I certainly wouldn’t have anticipated that so many of the ambitious politicians serving in the House and Senate–men and women presumably concerned for the national interest– would neuter themselves in slavish submission to a man whose ignorance of government and policy and whose intellectual and moral deficits were impossible to ignore even before the emergence of unmistakable dementia.
I would have rejected as fanciful the notion that a duly constituted United States Supreme Court would substitute partisan ideology and Christian nationalism for the rule of law, upending years of settled precedents and thoughtful, considered jurisprudence, not to mention the Separation of Powers that lies at the very heart of our constitutional architecture.
And yet here we are.
Forgive this somewhat whiney post, but coming across my old syllabus has made me nostalgic for the legal world I once inhabited. It wasn’t perfect, but it was infinitely preferable to our current reality, and we need to recover, reinstate, and improve it.

I remember my brothers and I asking our mother several times to read our favorite fairy tales. One of our most favorite was The Three Little Pigs. The story is about resilience and wise choices win over expedience of building anything other than with design that applies stonework to lay the foundation. Professor, your syllabus is about design for stonework no wolf can blow down. We all will need to have the story told again during restoration after the wolf gives up.
Every weekend, Zeteo sends out a compiled list of what happened the previous week in a day-to-day format. What is evident is the large number of lawsuits that have just started or are ongoing. That was the chaos of Trump’s personal and business life rolling over into the White House.

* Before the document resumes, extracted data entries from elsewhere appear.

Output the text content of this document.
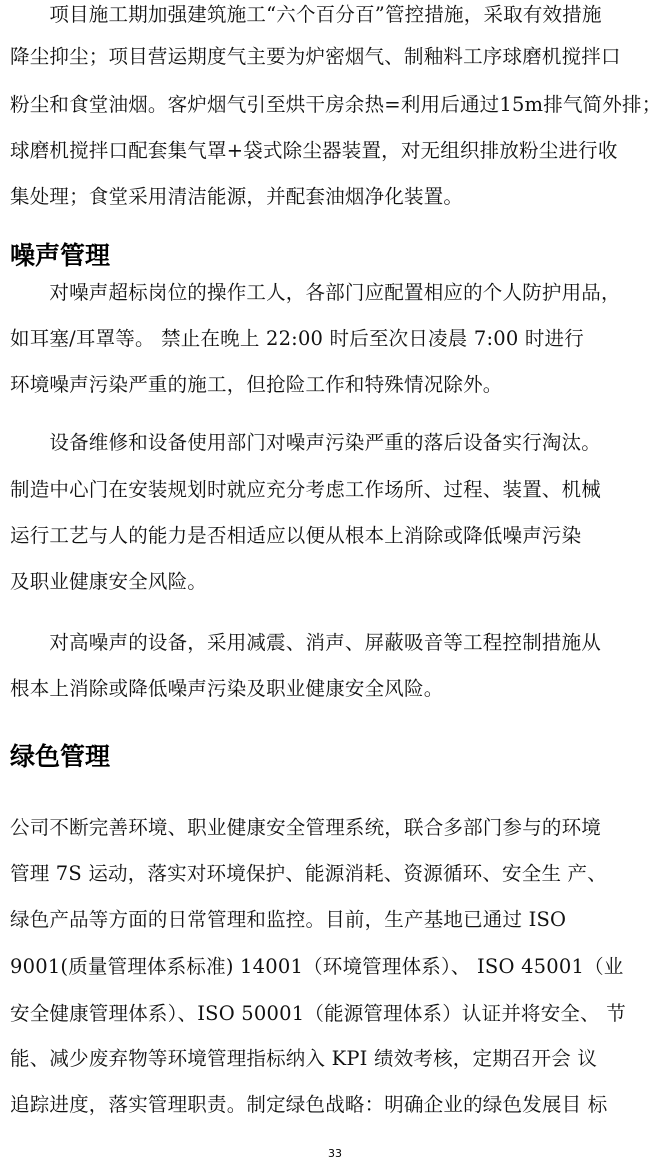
　　项目施工期加强建筑施工“六个百分百”管控措施，采取有效措施
降尘抑尘；项目营运期度气主要为炉密烟气、制釉料工序球磨机搅拌口
粉尘和食堂油烟。客炉烟气引至烘干房余热=利用后通过15m排气简外排；
球磨机搅拌口配套集气罩+袋式除尘器装置，对无组织排放粉尘进行收
集处理；食堂采用清洁能源，并配套油烟净化装置。
噪声管理
　　对噪声超标岗位的操作工人，各部门应配置相应的个人防护用品，
如耳塞/耳罩等。 禁止在晚上 22:00 时后至次日凌晨 7:00 时进行
环境噪声污染严重的施工，但抢险工作和特殊情况除外。
　　设备维修和设备使用部门对噪声污染严重的落后设备实行淘汰。
制造中心门在安装规划时就应充分考虑工作场所、过程、装置、机械
运行工艺与人的能力是否相适应以便从根本上消除或降低噪声污染
及职业健康安全风险。
　　对高噪声的设备，采用减震、消声、屏蔽吸音等工程控制措施从
根本上消除或降低噪声污染及职业健康安全风险。
绿色管理
公司不断完善环境、职业健康安全管理系统，联合多部门参与的环境
管理 7S 运动，落实对环境保护、能源消耗、资源循环、安全生 产、
绿色产品等方面的日常管理和监控。目前，生产基地已通过 ISO
9001(质量管理体系标准) 14001（环境管理体系）、 ISO 45001（业
安全健康管理体系）、ISO 50001（能源管理体系）认证并将安全、 节
能、减少废弃物等环境管理指标纳入 KPI 绩效考核，定期召开会 议
追踪进度，落实管理职责。制定绿色战略：明确企业的绿色发展目 标
33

Today, it was announced that Trump is suing the BBC for billions of dollars, and Historic Preservation is suing Trump to stop the construction of the Epstein Ballroom. It’s now considered a matter of “national security” because there is a bunker underneath the rubble. LOL Have you noticed that everything with this administration is a “matter of national security?” Previous presidents did the same, but Trump has expanded it to excessive and ridiculous proportions.
And let’s not let the FED get away with gaslighting us about the negative impact of AI on employment. Have you noticed this administration has eliminated job reports for the past several months? The excuse for not sharing that data is the government shutdown. Ah, bullshit!
Productivity is increasing while employment is declining. We all know that it will contribute to higher profits and stock prices. If the government doesn’t step in to divert corporate earnings into a “wealth fund” for Americans, all that profit will flow to shareholders rather than workers. That’s what has been happening since the 1970s.
Can workers file a class action lawsuit against the POTUS and oligarchs to capture that extra profit for the people?
Sheila,
As brilliant as our friend Morton was funny this morning. And Heather hit it out of the park today also.